GenAI - Driven Face Recognition Data Collection for Cybersecurity Firm

SUMMARY

To enhance AI-based facial recognition, Oprimes collected over 120,000+ diverse face
images from 25+ countries and 50+ device types. This effort reduced bias, boosted model
accuracy by 15%, and improved performance under low-light and varied conditions.
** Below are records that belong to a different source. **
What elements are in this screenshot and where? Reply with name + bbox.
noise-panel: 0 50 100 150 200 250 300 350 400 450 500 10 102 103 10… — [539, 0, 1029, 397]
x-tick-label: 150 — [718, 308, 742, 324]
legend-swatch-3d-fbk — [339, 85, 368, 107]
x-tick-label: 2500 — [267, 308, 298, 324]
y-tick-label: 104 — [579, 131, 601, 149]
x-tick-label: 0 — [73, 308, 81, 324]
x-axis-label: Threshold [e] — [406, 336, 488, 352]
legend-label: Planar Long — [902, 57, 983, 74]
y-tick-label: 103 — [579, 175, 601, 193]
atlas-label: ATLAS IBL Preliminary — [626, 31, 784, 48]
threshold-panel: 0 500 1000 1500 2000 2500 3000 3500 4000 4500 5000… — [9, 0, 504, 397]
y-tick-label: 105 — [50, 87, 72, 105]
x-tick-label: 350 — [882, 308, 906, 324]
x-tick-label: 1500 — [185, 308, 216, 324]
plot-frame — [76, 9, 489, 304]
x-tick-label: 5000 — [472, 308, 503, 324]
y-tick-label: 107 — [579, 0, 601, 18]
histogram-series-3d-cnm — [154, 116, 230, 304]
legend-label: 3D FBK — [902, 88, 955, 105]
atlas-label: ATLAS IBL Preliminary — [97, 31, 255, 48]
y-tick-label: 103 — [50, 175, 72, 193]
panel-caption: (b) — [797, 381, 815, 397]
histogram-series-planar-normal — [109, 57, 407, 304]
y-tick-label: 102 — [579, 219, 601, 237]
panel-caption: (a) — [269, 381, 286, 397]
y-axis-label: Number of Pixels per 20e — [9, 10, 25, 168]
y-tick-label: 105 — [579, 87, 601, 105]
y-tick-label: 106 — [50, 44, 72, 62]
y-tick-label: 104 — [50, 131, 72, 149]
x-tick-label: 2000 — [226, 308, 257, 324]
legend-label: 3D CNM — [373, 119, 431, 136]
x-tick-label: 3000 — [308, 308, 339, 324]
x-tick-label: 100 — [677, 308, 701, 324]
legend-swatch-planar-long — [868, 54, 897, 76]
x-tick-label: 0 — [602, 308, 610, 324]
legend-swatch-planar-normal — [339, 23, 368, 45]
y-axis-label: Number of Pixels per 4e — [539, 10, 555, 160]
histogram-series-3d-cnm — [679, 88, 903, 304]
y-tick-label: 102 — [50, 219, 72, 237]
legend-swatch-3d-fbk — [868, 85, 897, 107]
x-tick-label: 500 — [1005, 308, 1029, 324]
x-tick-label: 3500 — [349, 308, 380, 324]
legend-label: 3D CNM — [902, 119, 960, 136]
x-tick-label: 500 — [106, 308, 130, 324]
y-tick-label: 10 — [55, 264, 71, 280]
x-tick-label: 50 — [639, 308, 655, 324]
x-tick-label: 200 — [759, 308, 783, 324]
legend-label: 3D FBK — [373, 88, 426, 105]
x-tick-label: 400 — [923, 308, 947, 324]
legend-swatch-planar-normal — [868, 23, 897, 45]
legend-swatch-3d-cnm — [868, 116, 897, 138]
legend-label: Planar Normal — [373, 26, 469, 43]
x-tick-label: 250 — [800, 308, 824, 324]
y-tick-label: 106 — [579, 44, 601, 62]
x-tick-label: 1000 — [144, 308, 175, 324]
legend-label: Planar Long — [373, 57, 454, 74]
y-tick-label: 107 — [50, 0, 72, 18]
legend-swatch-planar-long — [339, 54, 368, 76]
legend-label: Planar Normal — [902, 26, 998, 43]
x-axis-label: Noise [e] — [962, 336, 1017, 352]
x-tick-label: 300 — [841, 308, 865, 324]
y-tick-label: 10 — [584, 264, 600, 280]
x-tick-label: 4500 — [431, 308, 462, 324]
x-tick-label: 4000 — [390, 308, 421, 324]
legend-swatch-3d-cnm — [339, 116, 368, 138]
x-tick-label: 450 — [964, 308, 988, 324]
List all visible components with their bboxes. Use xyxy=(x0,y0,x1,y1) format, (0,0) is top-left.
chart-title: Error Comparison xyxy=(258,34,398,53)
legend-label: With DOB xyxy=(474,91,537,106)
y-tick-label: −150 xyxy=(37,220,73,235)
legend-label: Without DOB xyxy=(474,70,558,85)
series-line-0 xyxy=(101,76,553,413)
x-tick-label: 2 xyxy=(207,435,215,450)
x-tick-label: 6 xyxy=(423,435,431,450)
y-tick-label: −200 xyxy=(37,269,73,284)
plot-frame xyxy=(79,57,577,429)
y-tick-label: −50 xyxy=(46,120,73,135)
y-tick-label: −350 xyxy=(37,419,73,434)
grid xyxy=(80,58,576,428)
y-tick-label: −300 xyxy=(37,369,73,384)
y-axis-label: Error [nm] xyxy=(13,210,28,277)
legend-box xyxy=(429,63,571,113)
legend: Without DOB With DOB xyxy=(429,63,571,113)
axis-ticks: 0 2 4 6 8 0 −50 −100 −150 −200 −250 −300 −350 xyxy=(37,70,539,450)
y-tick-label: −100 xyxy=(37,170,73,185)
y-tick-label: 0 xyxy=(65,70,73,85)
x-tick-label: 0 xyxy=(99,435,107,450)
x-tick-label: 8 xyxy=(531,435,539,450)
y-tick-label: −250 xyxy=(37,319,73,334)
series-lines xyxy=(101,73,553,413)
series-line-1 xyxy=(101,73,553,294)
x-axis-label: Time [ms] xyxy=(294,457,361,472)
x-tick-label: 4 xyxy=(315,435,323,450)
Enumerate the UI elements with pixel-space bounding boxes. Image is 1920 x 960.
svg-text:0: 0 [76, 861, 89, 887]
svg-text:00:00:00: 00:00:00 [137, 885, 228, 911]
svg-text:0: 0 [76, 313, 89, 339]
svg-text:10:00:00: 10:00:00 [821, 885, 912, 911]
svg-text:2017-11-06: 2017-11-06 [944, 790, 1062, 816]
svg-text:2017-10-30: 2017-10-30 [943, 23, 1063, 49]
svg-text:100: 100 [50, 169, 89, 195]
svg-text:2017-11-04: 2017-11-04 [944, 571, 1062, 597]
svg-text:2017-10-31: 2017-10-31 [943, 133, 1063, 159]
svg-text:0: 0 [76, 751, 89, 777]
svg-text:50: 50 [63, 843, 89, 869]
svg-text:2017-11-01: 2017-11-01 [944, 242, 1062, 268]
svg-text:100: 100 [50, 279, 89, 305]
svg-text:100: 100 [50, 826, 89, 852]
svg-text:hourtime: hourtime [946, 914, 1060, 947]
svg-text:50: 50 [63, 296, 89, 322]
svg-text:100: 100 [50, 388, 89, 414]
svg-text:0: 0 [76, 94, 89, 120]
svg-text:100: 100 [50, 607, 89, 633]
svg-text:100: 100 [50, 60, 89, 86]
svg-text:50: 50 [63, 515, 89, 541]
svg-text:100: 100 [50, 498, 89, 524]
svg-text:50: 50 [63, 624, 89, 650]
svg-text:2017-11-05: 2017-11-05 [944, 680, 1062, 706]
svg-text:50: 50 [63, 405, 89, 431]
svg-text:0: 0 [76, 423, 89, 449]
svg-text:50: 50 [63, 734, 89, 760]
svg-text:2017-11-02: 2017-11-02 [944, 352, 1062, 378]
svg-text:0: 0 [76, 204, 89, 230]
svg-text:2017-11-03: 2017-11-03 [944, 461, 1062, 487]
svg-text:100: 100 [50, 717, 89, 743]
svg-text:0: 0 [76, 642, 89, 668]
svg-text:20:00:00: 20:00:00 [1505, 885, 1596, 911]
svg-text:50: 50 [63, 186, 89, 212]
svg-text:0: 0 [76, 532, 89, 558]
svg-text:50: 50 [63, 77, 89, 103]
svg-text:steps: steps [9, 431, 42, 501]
It also
shortened AI training time by 2–3 weeks, accelerating time-to-market.

THE CHALLENGE

  • Lack of Diversity in training data caused biased facial recognition across ethnicities,
    lighting, and expressions.
  • Poor Performance on low-end devices and in low-light or motion conditions.
  • Synthetic Data Limitations needed real-world samples to avoid inaccuracies.

SOLUTION

  • Global Coverage: Focused on achieving demographic and environmental diversity through wide geographic representation.
  • Real-world Grounding: Ensured synthetic data generated via GenAI was grounded in real-world samples to maintain accuracy.
  • Human-in-the-Loop Validation: Manual checks helped improve dataset quality by 15%.

KEY OUTCOMES

  • Data Collection: Over 120k face images from 25+ countries, capturing a wide range of ethnicities, lighting, expressions, and devices.
  • Diverse Datasets: Included 20,000+ low-light images, 15,000+ images with accessories (glasses, masks), and 10,000+ facial expression variations.
  • Captured data using 50+ device types under diverse conditions (low-light, varied angles, with accessories).